Canadian Margarita Arsenault spent two years turning her house, a former general store, into a five-bedroom, six-bathroom home. She also shopped at the remates and tracked down original Uruguayan furniture to keep the building as authentic as possible. It is on sale for $1.25m.
“We bought a lot of furniture at the local auctions and recycled old ceiling beams to make cupboards in the kitchen and bathrooms. We also bought some 100-year-old pircas stone walls that run along old farms and used them to make flower beds and walls, as well as old tiles which we sorted and arranged in our own designs,” she says. Inside, the colours are traditionally natural and neutral, with the occasional splash of red to add a little colour.

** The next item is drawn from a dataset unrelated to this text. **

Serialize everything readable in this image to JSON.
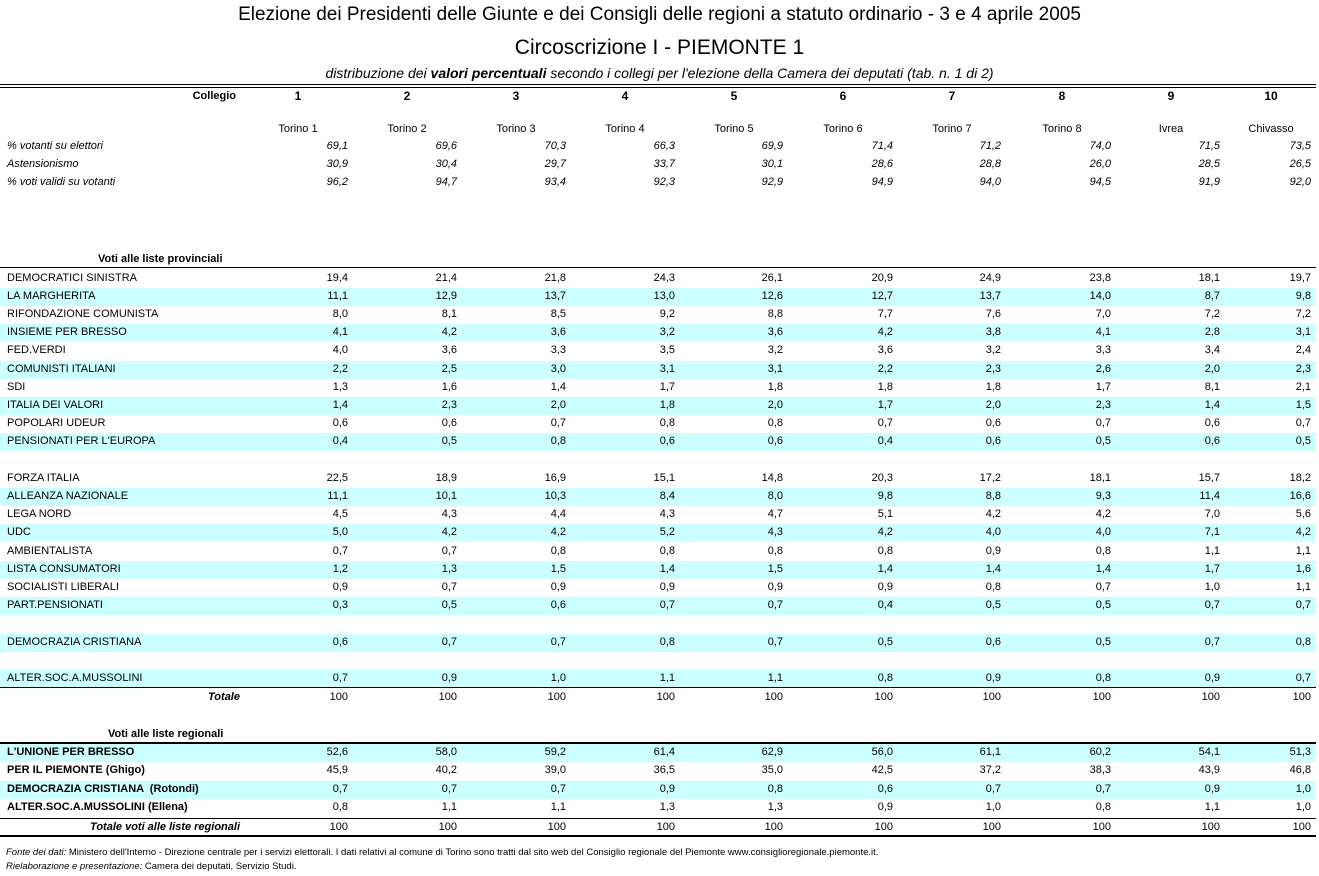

“Uruguay is not a colourful country like Brazil or other parts of South America. Pastels are popular but it is usually stone floors, wooden beams and white walls,” says Arsenault. “There is a lot of slate and brown sandstone – some of it even has fossilised roots. But when it comes to a typical Uruguayan style the first thing you notice is the diversity. You will find side by side Spanish colonial and English Tudor, as well as lots of cement and glass. However, the tendency of higher-end beach houses is modern cubic, often with a mix of wooden decking and wooden pergolas for shade.”
Santiago Hughes, of Uruguay’s Union Property Group, says the modernist style of the 1930s has long been popular in Uruguay and is reflected in many current projects. “We often see the use of straight lines and austere architecture here,” he says.
One of the most striking new builds is the Playa Vik in Jose Ignacio, which is formed of six avant-garde beach houses with glass walls and grass roofs surrounded by lawn and ocean views.
They were designed by the architect Carlos Ott, who has been described as Uruguay’s equivalent of Sir Norman Foster. His projects include the airport at Punta del Este and the Opera de la Bastille in Paris.
He wanted to create something contemporary and daring to contrast with the more natural buildings nearby.
“Although there is no typical style of beach houses in Uruguay, in much of the coast, and perhaps particularly in Jose Ignacio, there has been an effort to build modern houses with large windows, mostly incorporating the beautiful stones of the region, as well as wood and exposed concrete,” says Ott. “The old tradition of houses in Punta del Este had been sloping roofs with ceramic tile and exposed red- or white-painted brick walls, which were prevalent in the area.”
Those traditional Spanish-style houses, a nod to the country’s first European immigrants, are still there, alongside simple whitewashed fisherman’s cottages and many larger colonial style buildings. However, they now sit alongside the more modern beach houses which seem to be springing up all the time as the Punta del Este grows in popularity.